The oclc concordance file is a single file with two columns, each line representing a pair of OCLC numbers that should be treated as equivalent.

There are ≈ 60M rows in this file.

Concordance files can be downloaded from OCLC's website. See confluence for details.

  1. Validate, e.g. run_generic_job.sh conc-val bundle exec bin/phctl.rb concordance validate /htprep/holdings/concordance/raw/202205_concordance.txt.gz /htprep/holdings/concordance/validated/202205_concordance_validated.tsv

  2. Compute deltas, e.g. run_generic_job.sh conc-delta bundle exec bin/phctl.rb concordance delta /htprep/holdings/concordance/validated/202205_concordance_validated.tsv /htprep/holdings/concordance/validated/202112_concordance_validated.tsv.gz

  3. Load deltas, e.g. run_generic_job.sh load-conc bundle exec bin/phctl.rb load concordance 2022-05

Loading the HathiFiles

The hathifiles come in both monthly "full-file" and daily "changes" versions. Each line represents a single Hathitrust item/volume, although some columns contain "record-level" data that is just repeated for each item line. See the Hathifiles file format specification for more info if you're interested.

To load a Hathifile (either a full file or an update) in development:

  • Grab the file from the Hathifiles webpage or directly from /htapps/www/sites/www.hathitrust.org/files/hathifiles
  • docker compose run --rm dev bundle exec bin/phctl.rb load ht_items <filepath> where the components are exactly as for the OCLC concordance file.

Loading (scrubbed) print holdings

Print holdings are provided by each partner as a set of three files (for single-volume monographs, multi-volume monographs, and serials) that describe their own holdings, keyed on OCLC number, with one line for each copy they own (so, there might be identical lines representing multiple copies of the same item).

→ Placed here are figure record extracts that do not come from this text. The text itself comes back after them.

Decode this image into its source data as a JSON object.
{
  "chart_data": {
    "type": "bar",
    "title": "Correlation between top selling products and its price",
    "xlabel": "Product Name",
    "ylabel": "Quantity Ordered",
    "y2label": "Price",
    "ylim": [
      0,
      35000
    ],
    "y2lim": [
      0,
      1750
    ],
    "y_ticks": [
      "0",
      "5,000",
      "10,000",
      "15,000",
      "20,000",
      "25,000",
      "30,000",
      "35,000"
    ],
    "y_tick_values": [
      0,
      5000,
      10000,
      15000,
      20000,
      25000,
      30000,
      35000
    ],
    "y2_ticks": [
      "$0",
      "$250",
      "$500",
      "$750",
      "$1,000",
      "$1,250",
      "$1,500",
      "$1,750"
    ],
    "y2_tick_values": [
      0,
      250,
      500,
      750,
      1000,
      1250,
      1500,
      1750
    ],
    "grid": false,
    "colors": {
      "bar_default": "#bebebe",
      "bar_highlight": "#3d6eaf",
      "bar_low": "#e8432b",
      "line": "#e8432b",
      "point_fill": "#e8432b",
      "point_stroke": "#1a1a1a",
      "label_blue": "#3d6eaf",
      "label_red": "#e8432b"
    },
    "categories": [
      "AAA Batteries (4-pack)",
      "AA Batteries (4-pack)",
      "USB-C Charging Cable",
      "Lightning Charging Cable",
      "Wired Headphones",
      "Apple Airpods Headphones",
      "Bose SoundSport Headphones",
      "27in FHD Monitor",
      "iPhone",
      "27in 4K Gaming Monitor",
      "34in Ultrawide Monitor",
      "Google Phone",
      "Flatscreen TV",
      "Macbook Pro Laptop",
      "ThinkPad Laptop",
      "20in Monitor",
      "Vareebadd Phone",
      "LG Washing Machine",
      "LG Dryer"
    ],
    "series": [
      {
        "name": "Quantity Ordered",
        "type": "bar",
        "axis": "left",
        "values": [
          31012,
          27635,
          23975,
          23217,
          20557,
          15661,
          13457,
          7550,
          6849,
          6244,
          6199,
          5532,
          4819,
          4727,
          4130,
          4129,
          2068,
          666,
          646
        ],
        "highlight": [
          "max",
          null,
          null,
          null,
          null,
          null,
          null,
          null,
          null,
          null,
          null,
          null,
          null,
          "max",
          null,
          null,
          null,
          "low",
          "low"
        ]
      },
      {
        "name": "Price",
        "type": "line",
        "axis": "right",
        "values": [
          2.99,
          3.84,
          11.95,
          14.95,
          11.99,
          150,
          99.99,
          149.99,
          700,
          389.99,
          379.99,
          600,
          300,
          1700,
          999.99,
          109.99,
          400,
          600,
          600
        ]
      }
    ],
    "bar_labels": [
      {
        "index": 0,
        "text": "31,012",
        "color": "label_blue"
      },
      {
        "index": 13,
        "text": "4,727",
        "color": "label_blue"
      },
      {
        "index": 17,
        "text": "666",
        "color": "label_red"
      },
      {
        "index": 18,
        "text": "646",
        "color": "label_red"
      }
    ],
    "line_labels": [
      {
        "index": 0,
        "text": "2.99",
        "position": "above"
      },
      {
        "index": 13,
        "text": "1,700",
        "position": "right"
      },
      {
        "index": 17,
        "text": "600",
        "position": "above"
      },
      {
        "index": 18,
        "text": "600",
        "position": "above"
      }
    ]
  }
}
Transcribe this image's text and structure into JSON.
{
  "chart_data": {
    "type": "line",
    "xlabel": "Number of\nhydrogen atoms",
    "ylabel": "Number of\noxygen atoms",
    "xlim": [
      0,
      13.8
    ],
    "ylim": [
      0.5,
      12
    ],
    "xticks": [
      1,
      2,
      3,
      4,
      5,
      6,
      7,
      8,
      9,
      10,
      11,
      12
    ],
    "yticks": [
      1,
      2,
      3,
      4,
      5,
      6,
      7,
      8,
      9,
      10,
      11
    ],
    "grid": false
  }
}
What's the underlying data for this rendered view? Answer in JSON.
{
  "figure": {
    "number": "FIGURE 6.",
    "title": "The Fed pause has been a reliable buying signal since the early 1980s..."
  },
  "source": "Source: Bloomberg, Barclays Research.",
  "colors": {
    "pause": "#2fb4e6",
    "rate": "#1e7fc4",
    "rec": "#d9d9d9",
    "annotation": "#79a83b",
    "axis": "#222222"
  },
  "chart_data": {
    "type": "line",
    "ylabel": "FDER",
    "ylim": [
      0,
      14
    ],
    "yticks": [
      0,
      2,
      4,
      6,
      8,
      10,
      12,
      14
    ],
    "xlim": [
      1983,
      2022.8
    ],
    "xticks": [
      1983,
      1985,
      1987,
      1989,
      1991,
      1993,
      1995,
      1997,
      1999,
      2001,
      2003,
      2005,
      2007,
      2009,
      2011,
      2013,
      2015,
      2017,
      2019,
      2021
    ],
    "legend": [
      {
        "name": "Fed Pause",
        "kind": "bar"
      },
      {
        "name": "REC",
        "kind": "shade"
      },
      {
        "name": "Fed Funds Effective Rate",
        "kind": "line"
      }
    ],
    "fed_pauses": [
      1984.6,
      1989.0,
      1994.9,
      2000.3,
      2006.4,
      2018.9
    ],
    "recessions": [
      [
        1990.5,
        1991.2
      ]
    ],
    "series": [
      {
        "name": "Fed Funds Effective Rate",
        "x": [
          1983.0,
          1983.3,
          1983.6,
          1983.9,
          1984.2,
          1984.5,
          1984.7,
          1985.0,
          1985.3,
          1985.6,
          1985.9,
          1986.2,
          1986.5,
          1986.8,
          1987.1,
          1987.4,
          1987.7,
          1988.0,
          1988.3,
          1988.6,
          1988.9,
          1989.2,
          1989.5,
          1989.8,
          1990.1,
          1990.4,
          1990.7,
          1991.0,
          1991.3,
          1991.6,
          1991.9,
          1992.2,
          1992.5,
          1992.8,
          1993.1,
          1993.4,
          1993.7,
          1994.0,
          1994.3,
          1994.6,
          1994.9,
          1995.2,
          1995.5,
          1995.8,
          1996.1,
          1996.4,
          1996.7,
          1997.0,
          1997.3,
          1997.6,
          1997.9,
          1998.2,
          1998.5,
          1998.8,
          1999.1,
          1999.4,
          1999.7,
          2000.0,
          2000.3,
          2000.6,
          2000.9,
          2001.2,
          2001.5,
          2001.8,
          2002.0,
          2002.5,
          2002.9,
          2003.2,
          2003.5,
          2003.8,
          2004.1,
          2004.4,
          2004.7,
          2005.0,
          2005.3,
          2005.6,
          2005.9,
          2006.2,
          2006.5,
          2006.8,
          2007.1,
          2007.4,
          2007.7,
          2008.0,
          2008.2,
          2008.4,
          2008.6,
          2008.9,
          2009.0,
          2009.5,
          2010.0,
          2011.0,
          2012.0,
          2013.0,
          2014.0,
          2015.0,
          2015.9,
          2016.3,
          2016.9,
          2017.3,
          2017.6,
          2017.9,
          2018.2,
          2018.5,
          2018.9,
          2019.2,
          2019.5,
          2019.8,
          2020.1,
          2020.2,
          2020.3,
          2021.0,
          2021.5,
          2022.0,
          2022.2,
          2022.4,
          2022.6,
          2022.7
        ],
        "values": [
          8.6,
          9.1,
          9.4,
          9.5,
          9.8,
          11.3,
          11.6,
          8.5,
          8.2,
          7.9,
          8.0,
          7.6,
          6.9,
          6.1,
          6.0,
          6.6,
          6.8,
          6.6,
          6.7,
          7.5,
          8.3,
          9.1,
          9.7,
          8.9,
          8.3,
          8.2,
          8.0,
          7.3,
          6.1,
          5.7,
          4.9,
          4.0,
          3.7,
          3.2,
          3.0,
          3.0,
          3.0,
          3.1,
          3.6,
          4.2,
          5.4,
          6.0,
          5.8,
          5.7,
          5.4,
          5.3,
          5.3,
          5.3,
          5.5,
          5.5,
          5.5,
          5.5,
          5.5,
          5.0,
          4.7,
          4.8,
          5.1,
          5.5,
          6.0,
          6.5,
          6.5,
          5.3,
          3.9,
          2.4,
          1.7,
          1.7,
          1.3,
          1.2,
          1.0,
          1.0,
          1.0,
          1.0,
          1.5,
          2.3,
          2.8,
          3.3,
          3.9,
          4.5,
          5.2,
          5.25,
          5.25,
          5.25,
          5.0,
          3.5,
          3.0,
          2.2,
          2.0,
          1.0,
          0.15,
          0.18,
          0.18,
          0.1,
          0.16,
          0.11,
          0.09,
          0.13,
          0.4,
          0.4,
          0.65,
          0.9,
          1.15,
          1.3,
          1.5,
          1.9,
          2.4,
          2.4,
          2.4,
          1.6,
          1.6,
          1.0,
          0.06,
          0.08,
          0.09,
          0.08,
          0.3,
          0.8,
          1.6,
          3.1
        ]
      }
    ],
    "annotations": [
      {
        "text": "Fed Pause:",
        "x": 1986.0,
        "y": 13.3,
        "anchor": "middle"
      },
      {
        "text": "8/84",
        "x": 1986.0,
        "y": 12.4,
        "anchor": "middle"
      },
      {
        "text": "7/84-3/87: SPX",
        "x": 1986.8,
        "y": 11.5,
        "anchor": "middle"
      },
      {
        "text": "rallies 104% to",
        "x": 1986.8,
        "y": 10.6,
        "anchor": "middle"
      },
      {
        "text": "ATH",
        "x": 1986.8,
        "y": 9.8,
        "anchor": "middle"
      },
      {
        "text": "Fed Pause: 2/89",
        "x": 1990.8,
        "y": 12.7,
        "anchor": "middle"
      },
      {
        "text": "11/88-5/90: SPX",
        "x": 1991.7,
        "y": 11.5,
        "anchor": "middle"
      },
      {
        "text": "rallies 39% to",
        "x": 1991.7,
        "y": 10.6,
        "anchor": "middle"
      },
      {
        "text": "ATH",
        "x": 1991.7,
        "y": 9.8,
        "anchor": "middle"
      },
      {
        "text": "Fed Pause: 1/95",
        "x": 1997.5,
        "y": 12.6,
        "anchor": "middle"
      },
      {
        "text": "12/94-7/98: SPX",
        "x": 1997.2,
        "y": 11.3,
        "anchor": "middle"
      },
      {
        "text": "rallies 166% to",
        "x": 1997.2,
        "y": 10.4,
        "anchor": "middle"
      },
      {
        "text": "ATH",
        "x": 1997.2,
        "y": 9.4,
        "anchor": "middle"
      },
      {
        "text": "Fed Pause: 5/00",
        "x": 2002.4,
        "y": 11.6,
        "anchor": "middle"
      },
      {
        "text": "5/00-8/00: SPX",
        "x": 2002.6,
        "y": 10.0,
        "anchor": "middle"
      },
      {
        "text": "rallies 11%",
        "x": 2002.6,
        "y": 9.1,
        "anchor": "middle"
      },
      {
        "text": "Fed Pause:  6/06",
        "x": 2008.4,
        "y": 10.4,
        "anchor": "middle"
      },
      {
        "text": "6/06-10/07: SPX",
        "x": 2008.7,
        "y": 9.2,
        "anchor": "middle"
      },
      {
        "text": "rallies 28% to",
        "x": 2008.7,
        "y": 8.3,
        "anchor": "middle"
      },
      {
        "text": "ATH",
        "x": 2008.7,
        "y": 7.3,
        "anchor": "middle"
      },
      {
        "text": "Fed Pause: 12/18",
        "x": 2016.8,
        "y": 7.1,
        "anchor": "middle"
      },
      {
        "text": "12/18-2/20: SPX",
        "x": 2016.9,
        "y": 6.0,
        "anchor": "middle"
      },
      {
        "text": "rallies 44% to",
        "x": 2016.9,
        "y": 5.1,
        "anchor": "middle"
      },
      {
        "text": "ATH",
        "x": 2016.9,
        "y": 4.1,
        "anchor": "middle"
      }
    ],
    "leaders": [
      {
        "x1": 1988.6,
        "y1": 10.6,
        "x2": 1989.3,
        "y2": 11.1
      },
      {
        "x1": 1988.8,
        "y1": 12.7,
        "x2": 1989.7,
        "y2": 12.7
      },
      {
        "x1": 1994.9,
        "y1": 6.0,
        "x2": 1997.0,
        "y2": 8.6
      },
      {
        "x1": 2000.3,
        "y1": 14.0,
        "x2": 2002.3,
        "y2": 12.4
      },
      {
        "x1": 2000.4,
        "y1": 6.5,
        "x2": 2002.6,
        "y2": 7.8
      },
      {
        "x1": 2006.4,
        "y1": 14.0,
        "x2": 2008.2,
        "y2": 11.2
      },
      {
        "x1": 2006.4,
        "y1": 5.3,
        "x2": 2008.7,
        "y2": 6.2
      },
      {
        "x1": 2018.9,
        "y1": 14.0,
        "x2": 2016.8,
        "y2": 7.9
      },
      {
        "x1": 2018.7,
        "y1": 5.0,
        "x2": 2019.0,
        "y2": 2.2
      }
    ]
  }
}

These raw files are "scrubbed" and verified, resulting in scrubbed files.

To load a scrubbed file in development:

  • Get the file(s) you want from /htapps/mwarin.babel/phdb_scripts/data/loadfiles/
  • Add UUIDs for tracking whether the individual line has been processed: bin ruby/add_uuid.rb infile > outfile
  • docker compose run --rm dev bundle exec bin/add_print_holdings.rb outfile

K8s Cronjob

kubectl create -f cron_job.yaml

Runs validate_and_delta.rb daily at 2300UTC, which is presumed EOD for the parties involved. validate_and_delta.rb checks the concordance directory for new un-validated concordance files, validates them and diffs with a previous concordance. Posts a message to the slack channel so we know there is an update to be loaded. It does NOT attempt to update the concordance as it may conflict with reporting operations. This would require more complicated orchestration of jobs.

Other Actions

Delete Holdings

bin/holdings_deleter.rb can delete a set of holdings which matches the given criteria. Critera are given on the commandline as key-value pairs, where the key corresponds to a field on Clusterable::Holding.

It is invoked as: bundle exec ruby bin/holdings_deleter.rb --key_1 val_1 ... --key_n val_n

Internally the criteria are joined with an AND-operator, so:

bundle exec ruby bin/holdings_deleter.rb --organization starfleet --status WD

... would delete all holdings held by starfleet AND with status WD, nothing else.

Additional non-field control switches are:

  • --noop if you don't actually want to execute the deletes
  • --verbose for extra logging
  • --leave_empties if you don't want to delete empty clusters that may result from deleting holdings.
  • --help for the full set of options available.